Football costs, a Get it up You from Kilmarnock and Aberdeen giving excuses to fail



Yesterday’s The Price of Football BBC article was fascinating. Celtic, not surprisingly, have the most expensive season ticket in Scotland at £559. That’s around the midway mark for English Championship clubs, and a lower top price than only Sunderland and West Brom in the English Premier League.

Our cheapest adult season tickets, costing £337, is among a group of Premiership clubs bookended by Hearts  and Kilmarnock (£280), and Hamilton Accies (£350). Inverness are an outlier, with a season ticket costing only £200.

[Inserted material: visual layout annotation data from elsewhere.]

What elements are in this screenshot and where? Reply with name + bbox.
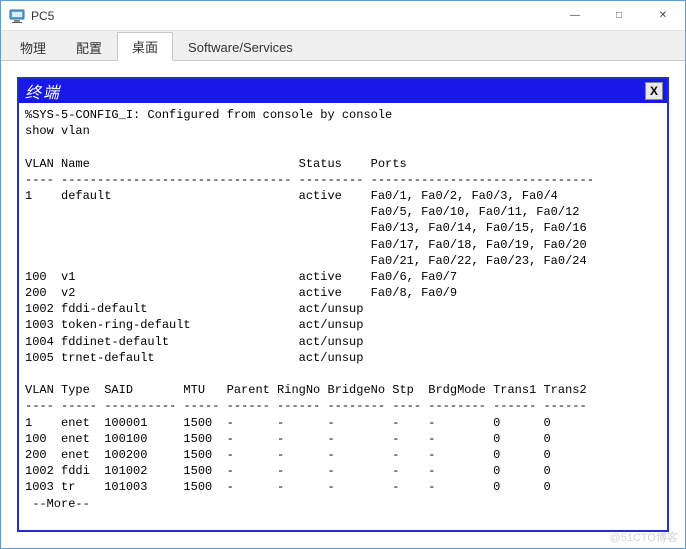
window-titlebar: PC5 — □ ✕ xyxy=(1,1,685,31)
maximize-button[interactable]: □ xyxy=(597,1,641,30)
terminal-title: 终端 xyxy=(25,79,645,103)
terminal-output[interactable]: %SYS-5-CONFIG_I: Configured from console… xyxy=(19,103,667,530)
terminal-close-button[interactable]: X xyxy=(645,82,663,100)
app-window: PC5 — □ ✕ 物理 配置 桌面 Software/Services 终端 … xyxy=(0,0,686,549)
tab-physical[interactable]: 物理 xyxy=(5,32,61,61)
main-tabs: 物理 配置 桌面 Software/Services xyxy=(1,31,685,61)
window-title: PC5 xyxy=(31,9,54,23)
tab-desktop[interactable]: 桌面 xyxy=(117,32,173,61)
minimize-button[interactable]: — xyxy=(553,1,597,30)
app-pc-icon xyxy=(9,8,25,24)
content-area: 终端 X %SYS-5-CONFIG_I: Configured from co… xyxy=(1,61,685,548)
title-left: PC5 xyxy=(1,8,553,24)
tab-config[interactable]: 配置 xyxy=(61,32,117,61)
terminal-window: 终端 X %SYS-5-CONFIG_I: Configured from co… xyxy=(17,77,669,532)
tab-software-services[interactable]: Software/Services xyxy=(173,32,308,61)
titlebar-buttons: — □ ✕ xyxy=(553,1,685,30)
terminal-titlebar: 终端 X xyxy=(19,79,667,103)
close-button[interactable]: ✕ xyxy=(641,1,685,30)
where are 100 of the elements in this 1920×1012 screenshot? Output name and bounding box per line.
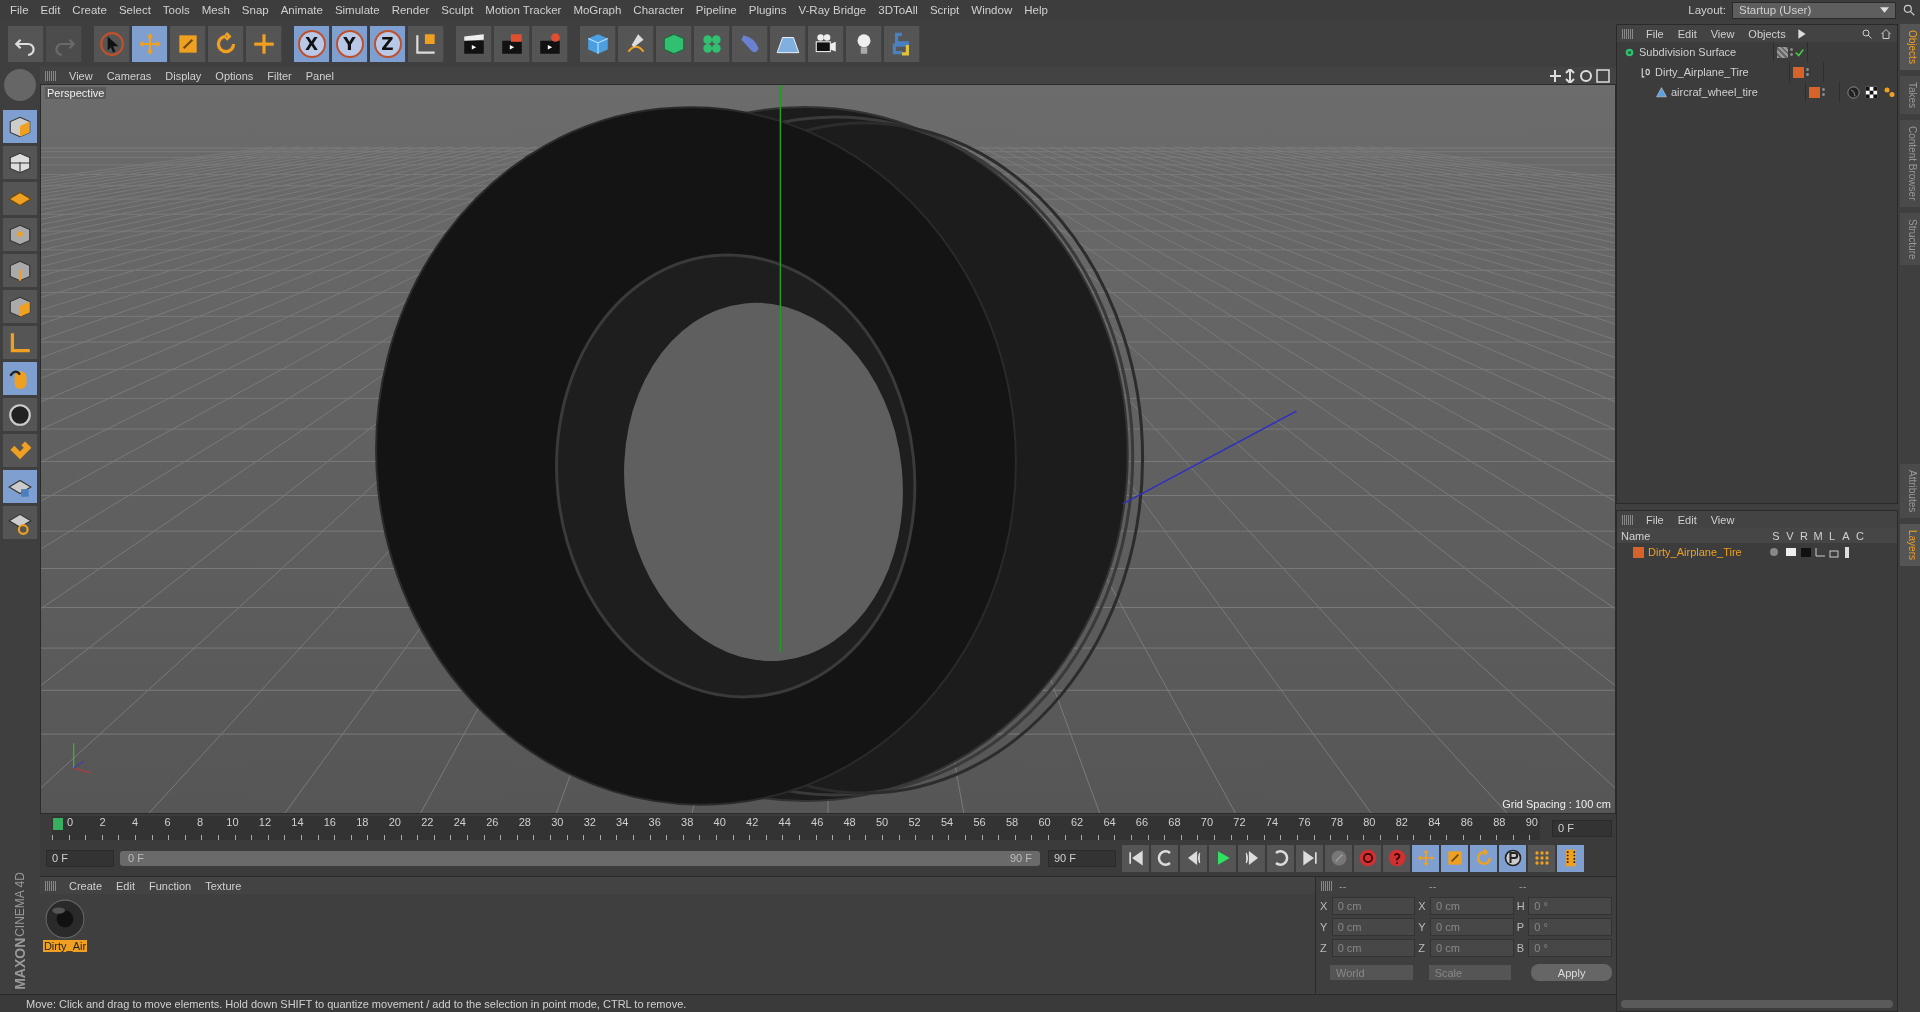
triangle-right-icon[interactable] bbox=[1795, 27, 1808, 40]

Some of the prices in the English Premier League are astonishing Arsenal tickets cost between £1,014 and £2013 – and that’s for standard seats. Football is expensive everywhere, but in London in particular. The cheapest ticket at Arsenal, Chelsea (£750), Spurs (£765) and West Ham (£617) is matched only by Liverpool (£710).

Manchester City, with their petrodollars and newly enlarged stadium offer £299 tickets. Good value, but the most obvious question from reading the EPL stats is why, with all that TV and sponsorship money reducing match-ticket income to a tiny percentage of the pot, don’t they bring prices down further- like City, Stoke (£294) and Sunderland (£190).

The BBC also surveyed the price of tea, shirts, programmes and pies. One thing I checked for but couldn’t find, is the price all clubs in British and Irish football charge visiting Celtic fans – compared to the standard price they charge all other visiting fans.

Only Kilmarnock have one tariff for all home and away fans, apart from Celtic fans; and another, higher, ticket price for Celtic fans. You may think the people at Kilmarnock would be embarrassed by this. They should be, but I suspect they couldn’t care less. They don’t care what you think of them, and they are taking you for mugs…….  Mugs.  Think about that for a moment.

I like Aberdeen and hope they do well.  Their success is good for Scottish football, but you can see the cracks opening up on what was a very promising season only a few weeks ago.  Yesterday’s statement from the club, asserting that their manager would not be leaving, cut to the heart of the matter.  Speculation is part of football.  Clubs do themselves no favours by getting dragged into official comments over such issues.  Better to brief one or two people off the record, let them quell the chatter.

Instead Aberdeen grandstanded with this fatal mistake, “we would question the motivation of those individuals looking to unsettle the club”.  So it’s unsettling.  There you have it.  The players, and manager, have an excuse ahead of tomorrow night’s game.

Give players an excuse to fail and they will often grab it with both hands.